The new program encourages families to create healthy habits and discuss how to stay safe, Arlington Superintendent Dr. Pat Murphy said.

“The message is safety for students both coming from and going to school,” Murphy said before families strolled in the post-Labor Day heat.

Keeping kids safe on streets using “the 3 ‘E’s” of engineering, education and traffic law enforcement are a top priority of the county, added Larry Marcus, Arlington’s transportation, engineering and operations bureau chief.

As she walked her 3-year-old son Kanoa to his first day of Montessori school, lifelong Nauck resident Jaque Tuck, 30, said she wanted to teach her child healthy habits.

“On his very first day, we wanted to let him know everything is okay and to give him some exercise,” the child protective services employee said alongside her husband, real estate agent Karl Tuck.

Julia Stewart, a substitute teacher at the school, said she opted to walk her 11-year-old son Braden and 7-year-old son Tristan to class as a way to build community.
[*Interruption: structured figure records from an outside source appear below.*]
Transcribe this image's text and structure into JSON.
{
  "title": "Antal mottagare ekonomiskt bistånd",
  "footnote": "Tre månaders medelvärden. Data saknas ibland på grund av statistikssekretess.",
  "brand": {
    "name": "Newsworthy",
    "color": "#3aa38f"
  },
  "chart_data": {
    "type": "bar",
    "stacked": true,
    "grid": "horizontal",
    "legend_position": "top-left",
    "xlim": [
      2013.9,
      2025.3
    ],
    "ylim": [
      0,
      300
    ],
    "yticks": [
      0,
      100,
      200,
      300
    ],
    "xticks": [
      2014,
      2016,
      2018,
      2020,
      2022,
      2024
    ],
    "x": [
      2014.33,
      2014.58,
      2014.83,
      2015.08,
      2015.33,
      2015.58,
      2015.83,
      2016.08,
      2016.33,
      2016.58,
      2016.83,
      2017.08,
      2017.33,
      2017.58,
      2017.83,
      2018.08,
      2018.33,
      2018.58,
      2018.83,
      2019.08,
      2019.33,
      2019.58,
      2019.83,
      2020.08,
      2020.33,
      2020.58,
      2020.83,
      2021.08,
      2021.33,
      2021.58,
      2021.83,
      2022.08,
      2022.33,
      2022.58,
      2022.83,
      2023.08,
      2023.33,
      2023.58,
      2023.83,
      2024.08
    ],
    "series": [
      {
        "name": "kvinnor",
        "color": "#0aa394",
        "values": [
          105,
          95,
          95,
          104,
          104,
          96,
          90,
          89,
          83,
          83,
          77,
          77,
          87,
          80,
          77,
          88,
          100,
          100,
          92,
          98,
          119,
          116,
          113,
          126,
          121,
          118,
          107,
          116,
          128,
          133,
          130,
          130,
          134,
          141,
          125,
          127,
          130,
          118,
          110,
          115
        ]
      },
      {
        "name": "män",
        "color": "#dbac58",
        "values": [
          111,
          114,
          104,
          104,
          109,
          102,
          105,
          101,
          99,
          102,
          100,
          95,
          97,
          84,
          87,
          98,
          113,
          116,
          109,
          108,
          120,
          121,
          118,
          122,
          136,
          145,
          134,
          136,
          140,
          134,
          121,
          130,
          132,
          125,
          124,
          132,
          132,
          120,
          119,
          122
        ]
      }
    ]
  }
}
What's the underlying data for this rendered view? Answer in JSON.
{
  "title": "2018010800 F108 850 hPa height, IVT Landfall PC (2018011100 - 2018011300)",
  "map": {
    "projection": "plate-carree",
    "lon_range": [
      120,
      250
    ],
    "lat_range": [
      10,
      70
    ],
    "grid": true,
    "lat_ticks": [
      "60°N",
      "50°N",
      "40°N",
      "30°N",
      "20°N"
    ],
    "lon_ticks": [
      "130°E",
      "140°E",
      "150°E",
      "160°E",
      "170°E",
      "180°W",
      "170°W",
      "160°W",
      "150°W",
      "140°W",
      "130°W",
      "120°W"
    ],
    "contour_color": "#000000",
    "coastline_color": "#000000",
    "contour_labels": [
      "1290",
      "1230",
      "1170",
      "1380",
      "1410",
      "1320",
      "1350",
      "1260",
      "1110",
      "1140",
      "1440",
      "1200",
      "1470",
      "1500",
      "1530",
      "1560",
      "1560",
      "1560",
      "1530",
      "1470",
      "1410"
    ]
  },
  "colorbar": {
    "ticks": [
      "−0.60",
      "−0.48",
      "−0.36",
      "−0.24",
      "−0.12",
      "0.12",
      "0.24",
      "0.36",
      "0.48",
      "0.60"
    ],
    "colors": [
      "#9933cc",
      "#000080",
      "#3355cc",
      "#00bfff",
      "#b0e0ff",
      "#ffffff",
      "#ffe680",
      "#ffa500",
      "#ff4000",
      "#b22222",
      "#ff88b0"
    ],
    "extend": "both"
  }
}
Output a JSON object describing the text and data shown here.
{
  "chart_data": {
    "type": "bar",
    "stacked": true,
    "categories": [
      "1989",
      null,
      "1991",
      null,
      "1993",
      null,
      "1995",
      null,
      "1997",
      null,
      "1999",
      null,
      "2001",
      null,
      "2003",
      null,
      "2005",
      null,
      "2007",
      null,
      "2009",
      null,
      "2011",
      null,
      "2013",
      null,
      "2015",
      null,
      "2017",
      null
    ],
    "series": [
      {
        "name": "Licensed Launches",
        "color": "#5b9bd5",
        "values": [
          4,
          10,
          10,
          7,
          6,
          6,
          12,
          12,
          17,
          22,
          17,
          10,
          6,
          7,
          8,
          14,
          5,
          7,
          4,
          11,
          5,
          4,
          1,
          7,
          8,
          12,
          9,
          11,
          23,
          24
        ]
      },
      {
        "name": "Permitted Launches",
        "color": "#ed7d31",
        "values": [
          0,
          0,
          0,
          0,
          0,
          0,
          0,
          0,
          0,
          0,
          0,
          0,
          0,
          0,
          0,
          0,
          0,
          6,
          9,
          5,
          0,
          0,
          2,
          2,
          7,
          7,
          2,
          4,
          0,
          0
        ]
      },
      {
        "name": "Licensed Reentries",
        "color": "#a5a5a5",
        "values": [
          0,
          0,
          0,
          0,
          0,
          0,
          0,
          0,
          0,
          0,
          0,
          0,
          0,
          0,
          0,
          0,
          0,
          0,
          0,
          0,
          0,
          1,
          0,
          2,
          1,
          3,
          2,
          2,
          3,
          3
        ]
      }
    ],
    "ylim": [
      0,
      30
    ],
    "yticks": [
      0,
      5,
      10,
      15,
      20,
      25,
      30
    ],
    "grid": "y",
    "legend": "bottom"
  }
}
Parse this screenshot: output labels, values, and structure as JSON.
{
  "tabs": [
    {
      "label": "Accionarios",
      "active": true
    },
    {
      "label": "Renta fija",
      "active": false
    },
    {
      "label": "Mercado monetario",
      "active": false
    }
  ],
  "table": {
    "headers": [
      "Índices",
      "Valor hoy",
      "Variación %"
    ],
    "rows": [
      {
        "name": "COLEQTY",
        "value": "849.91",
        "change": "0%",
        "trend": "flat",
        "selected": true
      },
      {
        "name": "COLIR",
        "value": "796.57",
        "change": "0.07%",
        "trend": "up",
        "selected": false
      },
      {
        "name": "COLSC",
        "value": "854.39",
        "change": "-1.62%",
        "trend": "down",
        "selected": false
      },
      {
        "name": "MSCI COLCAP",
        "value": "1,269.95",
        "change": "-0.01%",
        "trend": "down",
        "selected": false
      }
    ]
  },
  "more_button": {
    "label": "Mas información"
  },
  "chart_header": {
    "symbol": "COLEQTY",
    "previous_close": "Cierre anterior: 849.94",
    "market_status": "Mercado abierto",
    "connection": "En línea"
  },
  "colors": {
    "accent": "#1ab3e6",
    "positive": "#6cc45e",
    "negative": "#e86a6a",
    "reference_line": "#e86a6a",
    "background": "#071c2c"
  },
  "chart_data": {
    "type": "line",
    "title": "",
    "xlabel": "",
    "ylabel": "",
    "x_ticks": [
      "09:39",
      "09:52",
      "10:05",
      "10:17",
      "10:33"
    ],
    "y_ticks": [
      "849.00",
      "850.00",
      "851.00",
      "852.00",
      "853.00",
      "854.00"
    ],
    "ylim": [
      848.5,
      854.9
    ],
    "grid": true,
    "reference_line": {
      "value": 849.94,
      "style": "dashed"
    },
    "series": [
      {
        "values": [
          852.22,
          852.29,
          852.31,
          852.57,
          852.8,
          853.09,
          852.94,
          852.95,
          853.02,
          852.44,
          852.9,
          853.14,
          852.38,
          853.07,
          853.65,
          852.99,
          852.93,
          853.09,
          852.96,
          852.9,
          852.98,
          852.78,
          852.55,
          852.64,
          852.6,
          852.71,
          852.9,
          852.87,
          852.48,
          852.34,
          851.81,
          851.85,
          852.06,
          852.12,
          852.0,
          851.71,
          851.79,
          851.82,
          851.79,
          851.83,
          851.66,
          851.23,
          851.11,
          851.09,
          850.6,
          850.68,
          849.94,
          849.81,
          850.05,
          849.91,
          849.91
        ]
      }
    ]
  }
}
“I wanted to meet people who live in the neighborhood and go to school with us,” Stewart said. “You make it kind of a walking bus.”

Arlington families were notified about a month ago if they lived in a “bus zone” or a “walk zone” — and were encouraged to walk if possible, a department spokeswoman said.

Principal Darryl Evans encouraged Drew Elementary parents to walk their kids to school and supplement the two crossing guards who have posts near the school.

“We have a lot of children who walk in our community. It’s important that the adults help us out,” he said about school with 671 students enrolled this fall.

In a related pedestrian and cyclist safety campaign, some ACPD patrol cars now have rear stickers — with the words “PAL (Predictable, Alert, Lawful)” — that remind drivers, pedestrians and cyclists to share the road.

The release of the decals coincides with enforcement of the state law enacted July 1 requiring that drivers pass “at a reasonable speed” at least three feet from a cyclist they pass, according to a statement issued by the county.

ACPD stepped up high-visibility safety patrols around schools today for the beginning of the school year.